Sponsored by the IEEE Mass Storage Systems
Technical Committee
IEEE Computer Society

April 16 — 20, 2012
Asilomar Conference Grounds
Pacific Grove, CA


MSST 2012 Research Track Keynote Speaker

Dr. Erik Riedel, EMC

Erik Riedel
Efficient & Convenient - How To Build Big Storage As A Cloud

The talk will outline a framework for thinking about compute + data at petabyte-and exabyte-scale. There are a set of technology innovations that have allowed "the cloud" to blossom, but they also build logically on twenty years of storage research and trends.

Cloud computing represents a clear computing and communications technology shift for many. Users no longer need control over the equipment or infrastructure that is "in the cloud" (public or private) to support them. This new model for delivering IT is not new to national labs or supercomputer centers, but is a change for many enterprises. The model is based on the Internet or fast internal networks and provides for management of web, data, and compute resources. It is massively scalable to support large, geographically dispersed content (data) and users (applications). Most importantly, since new technology only succeeds if it solves a problem more cheaply or more effectively than what it displaces, the new model provides levels of efficiency and convenience that traditionals models could not.

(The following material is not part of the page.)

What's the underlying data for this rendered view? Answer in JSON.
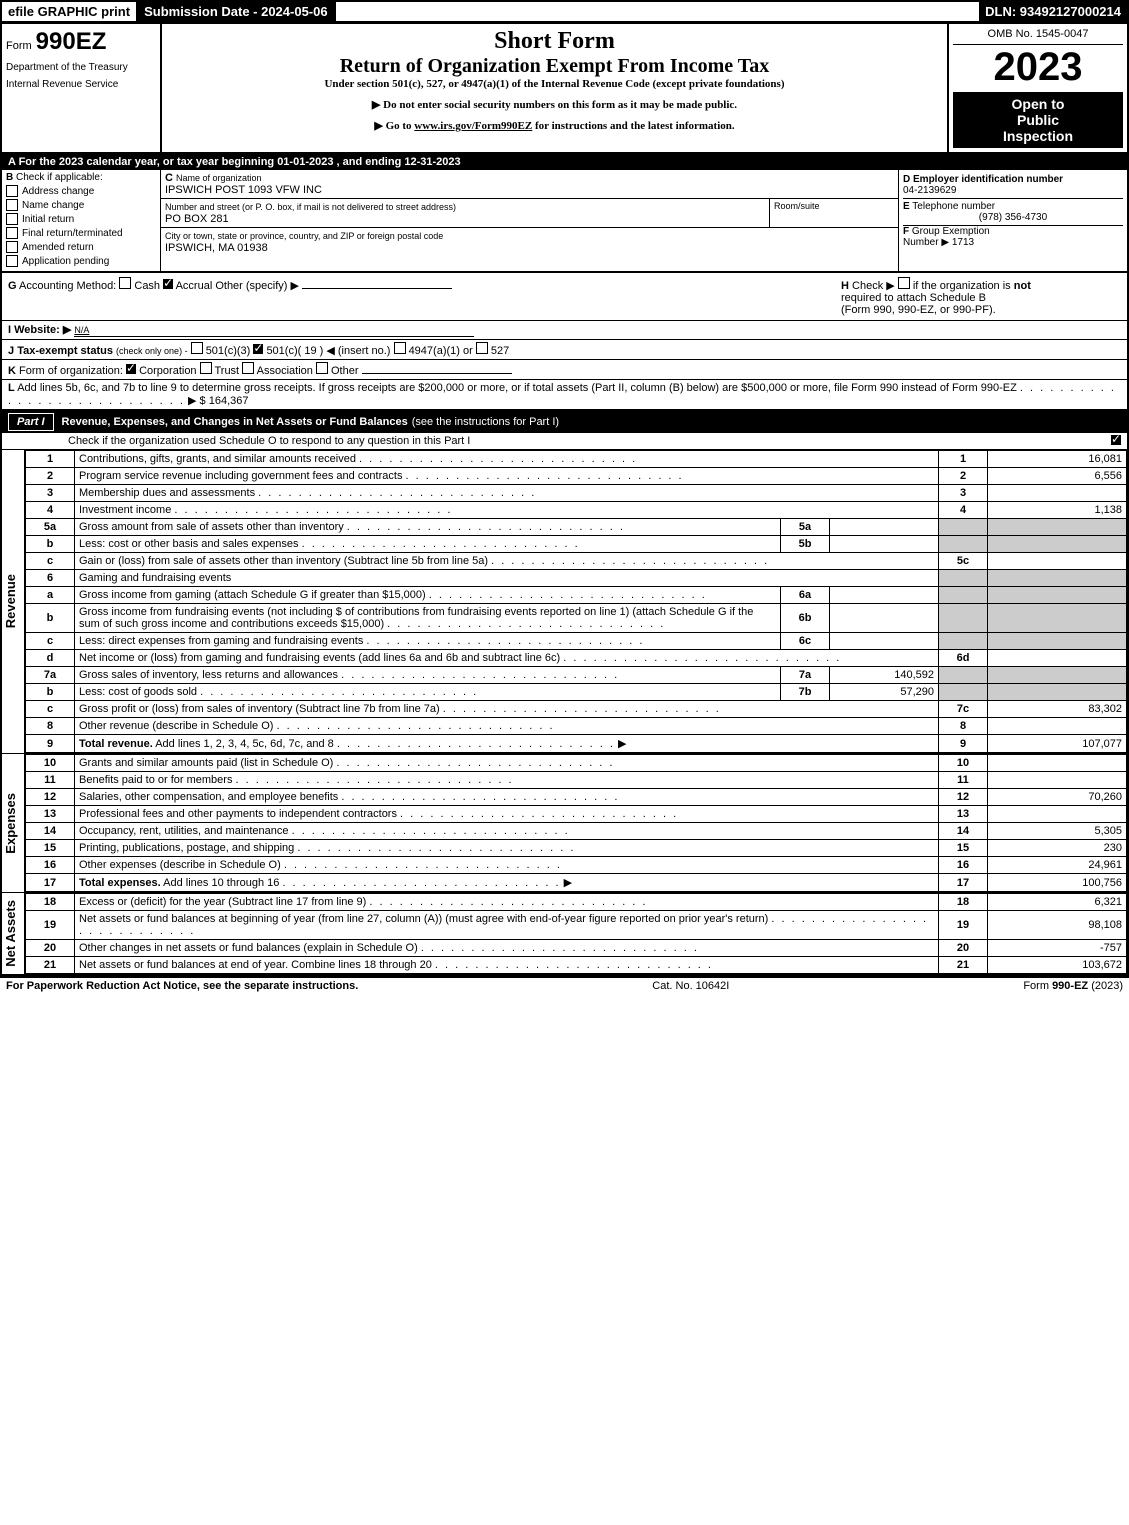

The talk wouldn't be complete if it didn't also mention flash, hard drives, APIs and energy consumption.



Dr. Erik Riedel, is Senior Director of Technology and Architecture in the Cloud Infrastructure Group at EMC in Cambridge, MA. The group builds scale-out storage for deployment in private and public clouds, with focus on scalability, robustness, metadata-informed policy, multi-tenancy and security.

Before joining EMC, Erik was Director of Interfaces and Architecture at Seagate Research in Pittsburgh, PA. The group he founded focused on novel devices with increased intelligence, performance, security and reliability, applicable to both multi-petabyte enterprise clusters and ad-hoc collections of consumer storage devices. He also worked at HP Labs in Palo Alto and spent time at Microsoft Research and Schlumberger Austin Research.

Erik has authored and co-authored more than a dozen granted patents and a number of pending patent applications, as well as numerous technical publications on a range of storage-related topics. He was a member of the SNIA Technical Council, and helped lead industry-wide education, promotion and standardization efforts for many years including object-based storage and energy-efficiency for storage.

Erik holds B.S., M.S.E. and Ph.D. degrees from Carnegie Mellon University. His thesis work was on Active Disks as an extension to Network-Attached Secure Disks (NASD). In 2010, he received the Distinguished Alumni award from the Parallel Data Lab (PDL) at Carnegie Mellon.